In testing this "local high-elevation habitat persistence hypothesis," as they described it, the group of Swiss, French and Danish researchers of Randin et al. assessed "whether climate change-induced habitat losses predicted at the European scale (10 x 10' grid cells) are also predicted from local-scale data and modeling (25-m x 25-m grid cells)." In doing so, they found that for 78 mountain species modeled at both European and local scales, the "local-scale models predict persistence of suitable habitats in up to 100% of species that were predicted by a European-scale model to lose all their suitable habitats in the area."

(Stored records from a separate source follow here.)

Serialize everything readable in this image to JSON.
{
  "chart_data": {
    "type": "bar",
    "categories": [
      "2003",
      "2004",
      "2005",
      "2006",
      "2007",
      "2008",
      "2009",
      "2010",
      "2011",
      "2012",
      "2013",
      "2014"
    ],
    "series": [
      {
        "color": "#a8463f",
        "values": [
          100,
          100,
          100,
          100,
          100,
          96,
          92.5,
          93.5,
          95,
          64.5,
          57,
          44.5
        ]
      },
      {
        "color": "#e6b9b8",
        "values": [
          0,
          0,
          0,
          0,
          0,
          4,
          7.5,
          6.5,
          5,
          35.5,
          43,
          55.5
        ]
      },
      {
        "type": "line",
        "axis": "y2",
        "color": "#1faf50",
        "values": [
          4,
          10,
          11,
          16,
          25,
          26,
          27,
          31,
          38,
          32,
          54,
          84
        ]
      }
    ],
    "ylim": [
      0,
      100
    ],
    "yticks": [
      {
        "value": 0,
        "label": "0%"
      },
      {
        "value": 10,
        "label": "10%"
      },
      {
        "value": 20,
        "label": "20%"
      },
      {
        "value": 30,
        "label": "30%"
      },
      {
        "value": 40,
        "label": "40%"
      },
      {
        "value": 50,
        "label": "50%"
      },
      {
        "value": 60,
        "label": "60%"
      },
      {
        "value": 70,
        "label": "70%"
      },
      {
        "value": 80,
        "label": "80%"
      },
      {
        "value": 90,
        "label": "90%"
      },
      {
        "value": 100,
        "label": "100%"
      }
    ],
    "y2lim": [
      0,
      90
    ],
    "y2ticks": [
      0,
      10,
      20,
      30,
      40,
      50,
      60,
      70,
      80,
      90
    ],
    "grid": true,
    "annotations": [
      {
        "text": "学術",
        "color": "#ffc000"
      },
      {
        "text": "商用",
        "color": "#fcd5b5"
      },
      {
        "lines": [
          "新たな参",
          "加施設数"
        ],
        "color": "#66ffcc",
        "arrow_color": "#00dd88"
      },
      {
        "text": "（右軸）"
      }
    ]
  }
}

In discussing their findings, Randin et al. suggested that the vastly different results they obtained when using fine and coarse grid scales might help to explain what they called the Quaternary Conundrum, i.e. "why fewer species than expected went extinct during glacial periods when models predict so many extinctions with similar amplitude of climate change (Botkin et al., 2007)." In addition, they noted that "coarse-resolution predictions based on SDMs are commonly used in the preparation of reports by the Intergovernmental Panel on Climate Change," which are then used by "conservation planners, managers, and other decision makers to anticipate biodiversity losses in alpine and other systems across local, regional, and larger scales."
In light of this large-scale usage of coarse-grid analyses of species responses to climate change, it is important that both public and private policies are not based on the findings of such studies. All they do is provide a pseudo-scientific basis for folks such as NASA's James Hansen to feed their faulty predictions to decision makers at the highest levels of government, all in the guise of what they portray to be sound science, which they clearly are not.
Botkin, D.B., Saxe, H., Araujo, M.B., Betts, R., Bradshaw, R.H.W., Cedhagen, T., Chesson, P., Dawson, T.P., Etterson, J.R., Faith, D.P., Ferrier, S., Guisan, A., Hansen, A.S., Hilbert, D.W., Loehle, C., Margules, C., New, M., Sobel, M.J. and Stockwell, D.R.B. 2007. Forecasting the effects of global warming on biodiversity. BioScience 57: 227-236.